The Herculean labors of unified democratic struggle elsewhere in Latin America point to strategies through which Bush scheming and US military probing in the region might be resisted.
The example of the FARC-EP, in its survival and apparent growth, has meaning for revolutionaries far beyond Colombia’s borders. The organization now maintains a presence in nearly 100 percent of the municipalities in Colombia, and, according to Monthly Review, “with the exception of Cuba, [the FARC-EP] has become the largest and most powerful revolutionary force – politically and militarily – within the Western Hemisphere.”

Chávez forces in Venezuela, under the aegis of the Bolivarian Alternative for the Americas (ALBA), have fused the twin causes of Latin American unity and social justice. Mass protests in Bolivia, Ecuador, Peru, even Chile keep empire minders in Washington on edge. The point here is that growing solidarity on the part of US activists with struggles throughout Latin America may act as a brake on US meddling in Paraguay.

Opposition likely will materialize within Paraguay itself. In recent years peasants there have mounted protests against privatization, economic restrictions imposed by the International Monetary Fund, unfair land holding patterns, and antiterrorism legislation.

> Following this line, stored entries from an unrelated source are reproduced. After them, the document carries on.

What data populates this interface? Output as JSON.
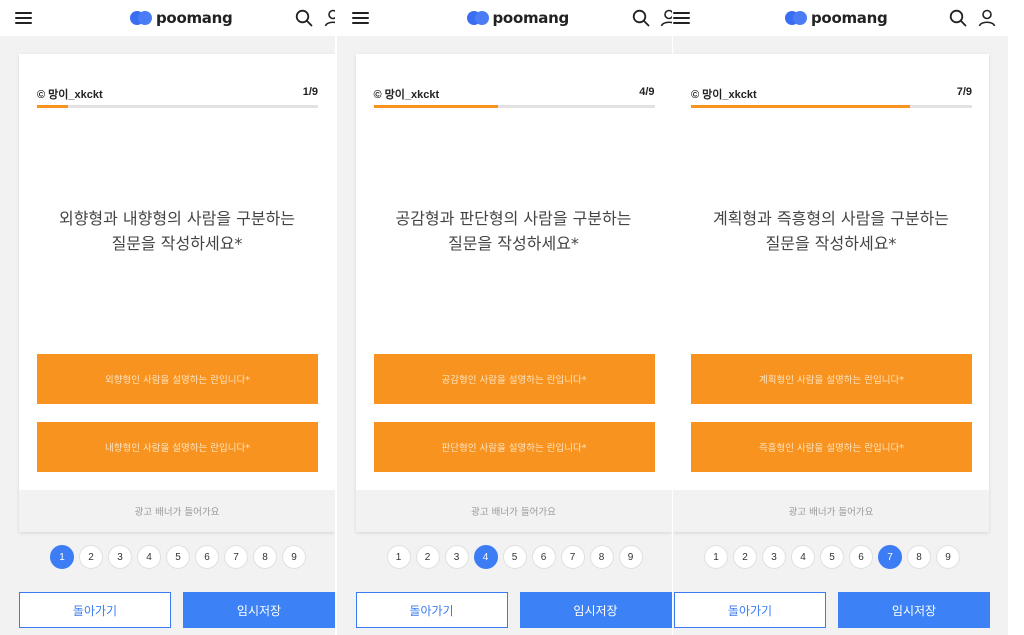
{
  "app": {
    "brand": "poomang",
    "brand_color": "#3a6ef2",
    "accent_color": "#f7931e",
    "primary_color": "#3c82f6"
  },
  "icons": {
    "menu": "hamburger-menu-icon",
    "search": "search-icon",
    "user": "user-icon",
    "logo": "poomang-logo-icon"
  },
  "panels": [
    {
      "author": "© 망이_xkckt",
      "progress_label": "1/9",
      "progress_value": 0.111,
      "question_line1": "외향형과 내향형의 사람을 구분하는",
      "question_line2": "질문을 작성하세요*",
      "answer1_placeholder": "외향형인 사람을 설명하는 란입니다*",
      "answer2_placeholder": "내향형인 사람을 설명하는 란입니다*",
      "ad_text": "광고 배너가 들어가요",
      "active_page": 1,
      "back_label": "돌아가기",
      "save_label": "임시저장"
    },
    {
      "author": "© 망이_xkckt",
      "progress_label": "4/9",
      "progress_value": 0.444,
      "question_line1": "공감형과 판단형의 사람을 구분하는",
      "question_line2": "질문을 작성하세요*",
      "answer1_placeholder": "공감형인 사람을 설명하는 란입니다*",
      "answer2_placeholder": "판단형인 사람을 설명하는 란입니다*",
      "ad_text": "광고 배너가 들어가요",
      "active_page": 4,
      "back_label": "돌아가기",
      "save_label": "임시저장"
    },
    {
      "author": "© 망이_xkckt",
      "progress_label": "7/9",
      "progress_value": 0.778,
      "question_line1": "계획형과 즉흥형의 사람을 구분하는",
      "question_line2": "질문을 작성하세요*",
      "answer1_placeholder": "계획형인 사람을 설명하는 란입니다*",
      "answer2_placeholder": "즉흥형인 사람을 설명하는 란입니다*",
      "ad_text": "광고 배너가 들어가요",
      "active_page": 7,
      "back_label": "돌아가기",
      "save_label": "임시저장"
    }
  ],
  "pages": [
    "1",
    "2",
    "3",
    "4",
    "5",
    "6",
    "7",
    "8",
    "9"
  ]
}
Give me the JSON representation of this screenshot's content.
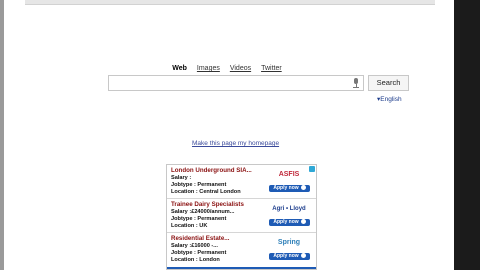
{
  "nav": {
    "items": [
      {
        "label": "Web",
        "active": true
      },
      {
        "label": "Images",
        "active": false
      },
      {
        "label": "Videos",
        "active": false
      },
      {
        "label": "Twitter",
        "active": false
      }
    ]
  },
  "search": {
    "button_label": "Search",
    "placeholder": "",
    "icon": "microphone-icon"
  },
  "language": {
    "label": "▾English"
  },
  "homepage_link": "Make this page my homepage",
  "ad": {
    "jobs": [
      {
        "title": "London Underground SIA...",
        "salary": "Salary :",
        "jobtype": "Jobtype : Permanent",
        "location": "Location : Central London",
        "logo": "ASFIS",
        "logo_color": "#c0283a",
        "apply": "Apply now"
      },
      {
        "title": "Trainee Dairy Specialists",
        "salary": "Salary :£24000/annum...",
        "jobtype": "Jobtype : Permanent",
        "location": "Location : UK",
        "logo": "Agri • Lloyd",
        "logo_color": "#1b3c8c",
        "apply": "Apply now"
      },
      {
        "title": "Residential Estate...",
        "salary": "Salary :£16000 -...",
        "jobtype": "Jobtype : Permanent",
        "location": "Location : London",
        "logo": "Spring",
        "logo_color": "#2d7fb8",
        "apply": "Apply now"
      }
    ]
  },
  "colors": {
    "accent_blue": "#1e5bb5",
    "job_title": "#8a1010"
  }
}
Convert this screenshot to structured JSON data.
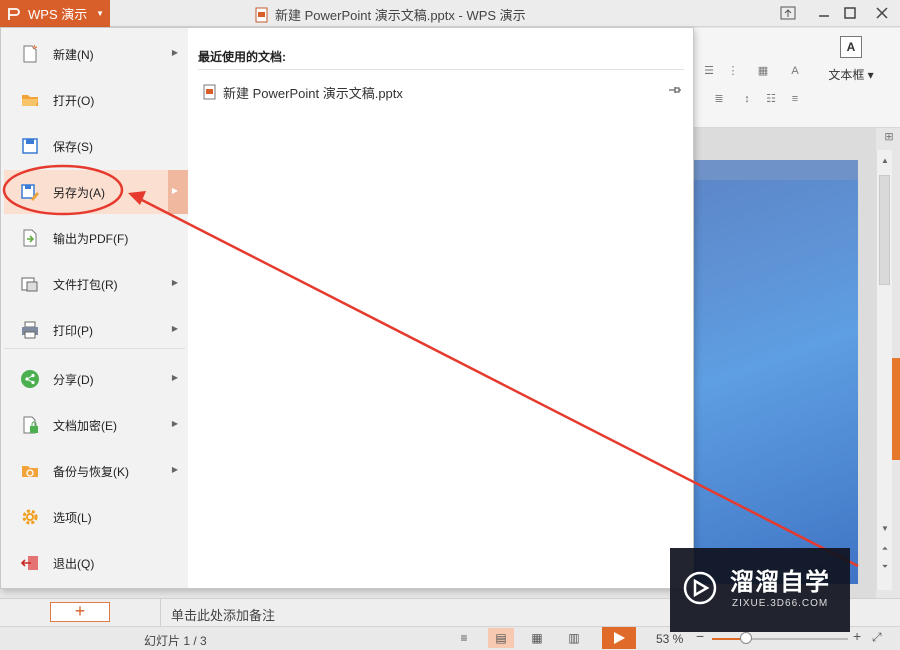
{
  "window": {
    "app_name": "WPS 演示",
    "title": "新建 PowerPoint 演示文稿.pptx - WPS 演示"
  },
  "colors": {
    "accent": "#d85f2a",
    "hover": "#fbdfd1",
    "annotation": "#e53a2d"
  },
  "file_menu": {
    "items": [
      {
        "label": "新建(N)",
        "icon": "new-document-icon",
        "submenu": true
      },
      {
        "label": "打开(O)",
        "icon": "open-folder-icon",
        "submenu": false
      },
      {
        "label": "保存(S)",
        "icon": "save-icon",
        "submenu": false
      },
      {
        "label": "另存为(A)",
        "icon": "save-as-icon",
        "submenu": true,
        "highlighted": true
      },
      {
        "label": "输出为PDF(F)",
        "icon": "pdf-export-icon",
        "submenu": false
      },
      {
        "label": "文件打包(R)",
        "icon": "package-icon",
        "submenu": true
      },
      {
        "label": "打印(P)",
        "icon": "printer-icon",
        "submenu": true
      },
      {
        "label": "分享(D)",
        "icon": "share-icon",
        "submenu": true
      },
      {
        "label": "文档加密(E)",
        "icon": "encrypt-icon",
        "submenu": true
      },
      {
        "label": "备份与恢复(K)",
        "icon": "backup-icon",
        "submenu": true
      },
      {
        "label": "选项(L)",
        "icon": "gear-icon",
        "submenu": false
      },
      {
        "label": "退出(Q)",
        "icon": "exit-icon",
        "submenu": false
      }
    ],
    "recent": {
      "title": "最近使用的文档:",
      "files": [
        "新建 PowerPoint 演示文稿.pptx"
      ]
    }
  },
  "ribbon": {
    "textbox_label": "文本框",
    "textbox_icon_letter": "A"
  },
  "notes": {
    "placeholder": "单击此处添加备注",
    "add_label": "+"
  },
  "status": {
    "slide_count": "幻灯片 1 / 3",
    "zoom": "53 %",
    "zoom_value": 0.25
  },
  "watermark": {
    "title": "溜溜自学",
    "url": "ZIXUE.3D66.COM"
  }
}
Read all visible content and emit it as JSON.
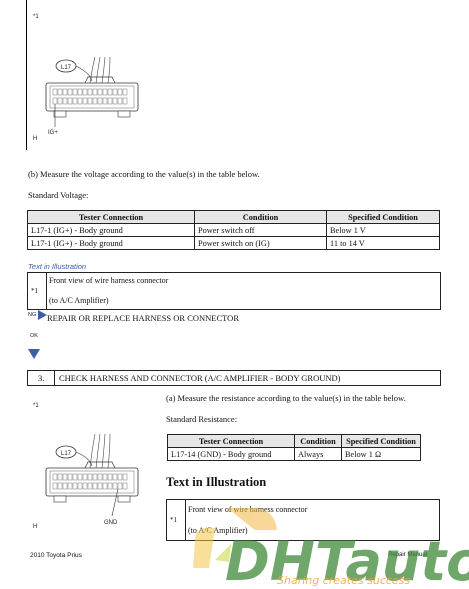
{
  "fig1": {
    "note": "*1",
    "connector": "L17",
    "pin_label": "IG+",
    "corner": "H"
  },
  "instr_b": "(b) Measure the voltage according to the value(s) in the table below.",
  "std_voltage_label": "Standard Voltage:",
  "voltage_table": {
    "headers": [
      "Tester Connection",
      "Condition",
      "Specified Condition"
    ],
    "rows": [
      [
        "L17-1 (IG+) - Body ground",
        "Power switch off",
        "Below 1 V"
      ],
      [
        "L17-1 (IG+) - Body ground",
        "Power switch on (IG)",
        "11 to 14 V"
      ]
    ]
  },
  "text_in_ill_1": {
    "heading": "Text in Illustration",
    "key": "*1",
    "line1": "Front view of wire harness connector",
    "line2": "(to A/C Amplifier)"
  },
  "ng": {
    "label": "NG",
    "text": "REPAIR OR REPLACE HARNESS OR CONNECTOR"
  },
  "ok": {
    "label": "OK"
  },
  "step3": {
    "num": "3.",
    "title": "CHECK HARNESS AND CONNECTOR (A/C AMPLIFIER - BODY GROUND)"
  },
  "fig2": {
    "note": "*1",
    "connector": "L17",
    "pin_label": "GND",
    "corner": "H"
  },
  "instr_a": "(a) Measure the resistance according to the value(s) in the table below.",
  "std_resistance_label": "Standard Resistance:",
  "resistance_table": {
    "headers": [
      "Tester Connection",
      "Condition",
      "Specified Condition"
    ],
    "rows": [
      [
        "L17-14 (GND) - Body ground",
        "Always",
        "Below 1 Ω"
      ]
    ]
  },
  "text_in_ill_2": {
    "heading": "Text in Illustration",
    "key": "*1",
    "line1": "Front view of wire harness connector",
    "line2": "(to A/C Amplifier)"
  },
  "footer": {
    "left": "2010 Toyota Prius",
    "right": "Repair Manual"
  },
  "watermark": {
    "brand": "DHTauto",
    "tagline": "Sharing creates success"
  }
}
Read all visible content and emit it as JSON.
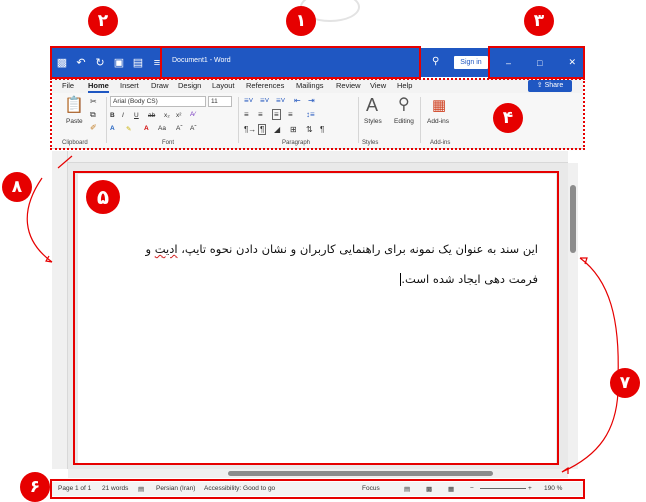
{
  "titlebar": {
    "qat_icons": [
      "save-icon",
      "undo-icon",
      "redo-icon",
      "save-alt-icon",
      "open-icon",
      "customize-icon"
    ],
    "document_title": "Document1 - Word",
    "signin_label": "Sign in",
    "window_controls": [
      "–",
      "□",
      "✕"
    ]
  },
  "tabs": {
    "items": [
      "File",
      "Home",
      "Insert",
      "Draw",
      "Design",
      "Layout",
      "References",
      "Mailings",
      "Review",
      "View",
      "Help"
    ],
    "active": "Home",
    "share_label": "Share"
  },
  "ribbon": {
    "clipboard": {
      "paste_label": "Paste",
      "group_label": "Clipboard"
    },
    "font": {
      "font_name": "Arial (Body CS)",
      "font_size": "11",
      "group_label": "Font",
      "format_buttons": [
        "B",
        "I",
        "U",
        "ab",
        "x₂",
        "x²"
      ],
      "case_label": "Aa"
    },
    "paragraph": {
      "group_label": "Paragraph"
    },
    "styles": {
      "label": "Styles",
      "group_label": "Styles"
    },
    "editing": {
      "label": "Editing"
    },
    "addins": {
      "label": "Add-ins",
      "group_label": "Add-ins"
    }
  },
  "document": {
    "line1_prefix": "این سند به عنوان یک نمونه برای راهنمایی کاربران و نشان دادن نحوه تایپ، ",
    "line1_misspelled": "ادیت",
    "line1_suffix": " و",
    "line2": "فرمت دهی ایجاد شده است."
  },
  "status": {
    "page": "Page 1 of 1",
    "words": "21 words",
    "language": "Persian (Iran)",
    "accessibility": "Accessibility: Good to go",
    "focus": "Focus",
    "zoom": "190 %"
  },
  "annotations": {
    "badges": [
      "۱",
      "۲",
      "۳",
      "۴",
      "۵",
      "۶",
      "۷",
      "۸"
    ],
    "accent": "#e60000"
  }
}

There is no lack of awareness. Orlando Castillo of the human rights group Servicio Páz y Justicia recalls that, “US soldiers taught torture and other forms of human rights violations in courses at the School of the Americas.” He warns that “the United States has strong aspirations to convert Paraguay into a second Panama for its troops and is not far removed from reaching its objective of controlling the Southern Cone.”

While attending the 2nd Jubilee South World Assembly in Havana, Sixto Pereira of the Paraguayan Initiative for People’s Integration told Cuban-based Prensa Latina:

We demand the abolition of regulations that harbor and give impunity to Pentagon troops. It is a demand in favor of Paraguay and Latin American integration.


Pereira indicated that mobilization against the presence of US troops is gaining momentum in Paraguay.